Accenture estimates by 2020, there will be more than 50 B connected devices in use around the world, all converging to create huge new markets. In the next several years, revenues are expected to reach many billions of dollars in each sector including the industrial internet, connected home solutions, connected car services and connected health. Companies around the world are increasing their use of robots. The global average for industrial robots per 10,000 manufacturing workers grew from 66 in 2015 to 85 in 2017 according to a study from the Information Technology and Innovation Foundation. The United States ranked seventh with 200 industrial robots per 10,000 workers in this study.

Nations from Japan to South Korea to China are adopting public policies and devoting resources and tax credits to companies who are modernizing and utilizing technology to make their business more efficient.

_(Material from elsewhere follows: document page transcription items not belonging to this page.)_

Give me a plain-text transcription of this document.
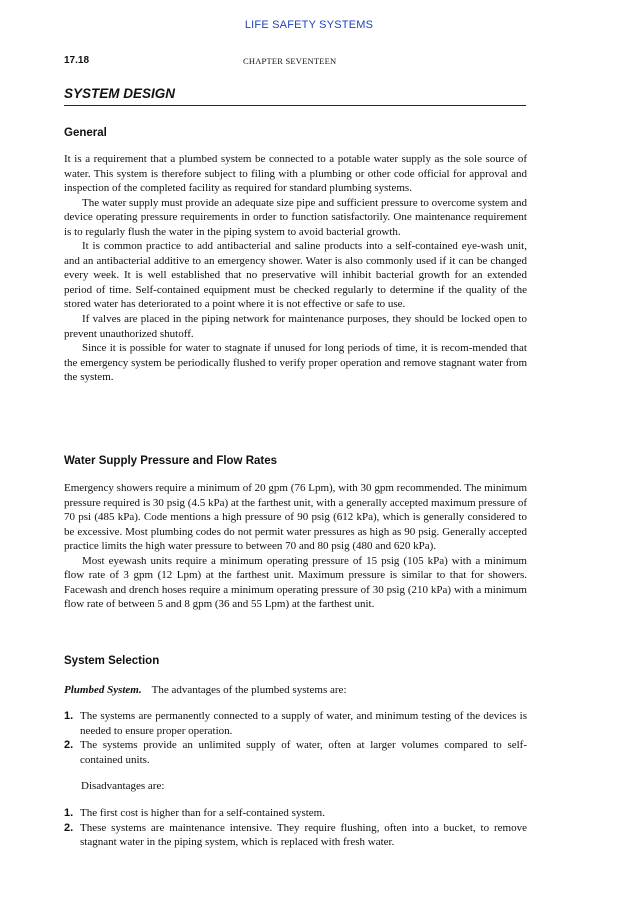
LIFE SAFETY SYSTEMS
17.18	CHAPTER SEVENTEEN
SYSTEM DESIGN
General

It is a requirement that a plumbed system be connected to a potable water supply as the sole source of water. This system is therefore subject to filing with a plumbing or other code official for approval and inspection of the completed facility as required for standard plumbing systems.

The water supply must provide an adequate size pipe and sufficient pressure to overcome system and device operating pressure requirements in order to function satisfactorily. One maintenance requirement is to regularly flush the water in the piping system to avoid bacterial growth.

It is common practice to add antibacterial and saline products into a self-contained eye-wash unit, and an antibacterial additive to an emergency shower. Water is also commonly used if it can be changed every week. It is well established that no preservative will inhibit bacterial growth for an extended period of time. Self-contained equipment must be checked regularly to determine if the quality of the stored water has deteriorated to a point where it is not effective or safe to use.

If valves are placed in the piping network for maintenance purposes, they should be locked open to prevent unauthorized shutoff.

Since it is possible for water to stagnate if unused for long periods of time, it is recom-mended that the emergency system be periodically flushed to verify proper operation and remove stagnant water from the system.

Water Supply Pressure and Flow Rates

Emergency showers require a minimum of 20 gpm (76 Lpm), with 30 gpm recommended. The minimum pressure required is 30 psig (4.5 kPa) at the farthest unit, with a generally accepted maximum pressure of 70 psi (485 kPa). Code mentions a high pressure of 90 psig (612 kPa), which is generally considered to be excessive. Most plumbing codes do not permit water pressures as high as 90 psig. Generally accepted practice limits the high water pressure to between 70 and 80 psig (480 and 620 kPa).

Most eyewash units require a minimum operating pressure of 15 psig (105 kPa) with a minimum flow rate of 3 gpm (12 Lpm) at the farthest unit. Maximum pressure is similar to that for showers. Facewash and drench hoses require a minimum operating pressure of 30 psig (210 kPa) with a minimum flow rate of between 5 and 8 gpm (36 and 55 Lpm) at the farthest unit.

System Selection
Plumbed System. The advantages of the plumbed systems are:
1. The systems are permanently connected to a supply of water, and minimum testing of the devices is needed to ensure proper operation.
2. The systems provide an unlimited supply of water, often at larger volumes compared to self-contained units.
Disadvantages are:
1. The first cost is higher than for a self-contained system.
2. These systems are maintenance intensive. They require flushing, often into a bucket, to remove stagnant water in the piping system, which is replaced with fresh water.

As an example, the Chinese Robotics Industry Development Plan (2016–2020), part of its Made in China 2025 initiative, promotes domestic robot production and sets a goal of expanding robot use by such companies tenfold by 2025, and the Chinese Guangdong province will supposedly invest 943 B yuan (approximately $135 B) to help firms carry out “machine substitution” according to ITIF. While economists continue to debate the impact on employment for connected devices, automation and robotics, no one can question whether these devices will make companies more efficient and need more electricity.

McKinsey estimates 686,000 computer software, programming and support jobs will be created by 2030 from AI and automation. MarketWatch determined there will be a $98 B value for the global robotics industry by 2024 driven by future expansions into manufacturing, logistics, health care and service industries. Industrial robots have become smarter, faster, and more affordable, and have developed advanced capabilities, such as sensing, dexterity, memory, and trainability. By 2020, the global industrial robot market is expected to reach $41 billion according to the Robotics Industry Association. Advanced industrial robotics have been chiefly pioneered and deployed by the automotive industry, particularly Japanese carmakers such as Toyota, followed closely in their wake by European and North American counterparts. 69 percent of all industrial robot orders in North America were made by automotive OEMs but, by 2014, that figure had eroded to 56 percent, offset by increasing shares by other industries including food and beverage, consumer goods, life sciences/pharmaceutical/biomedical, and metals industries again according to the Robotics Industries Association and they say there are currently 230,000 robots now in use in U.S. factories.

Five years from now manufacturing and logistics facilities will operate very differently. They will have higher wage, higher skilled employees but fewer of them than exist today. Today’s manufacturing and logistics facility will be impacted by technology transforming today’s manufacturing and logistics facilities where automation will be commonplace.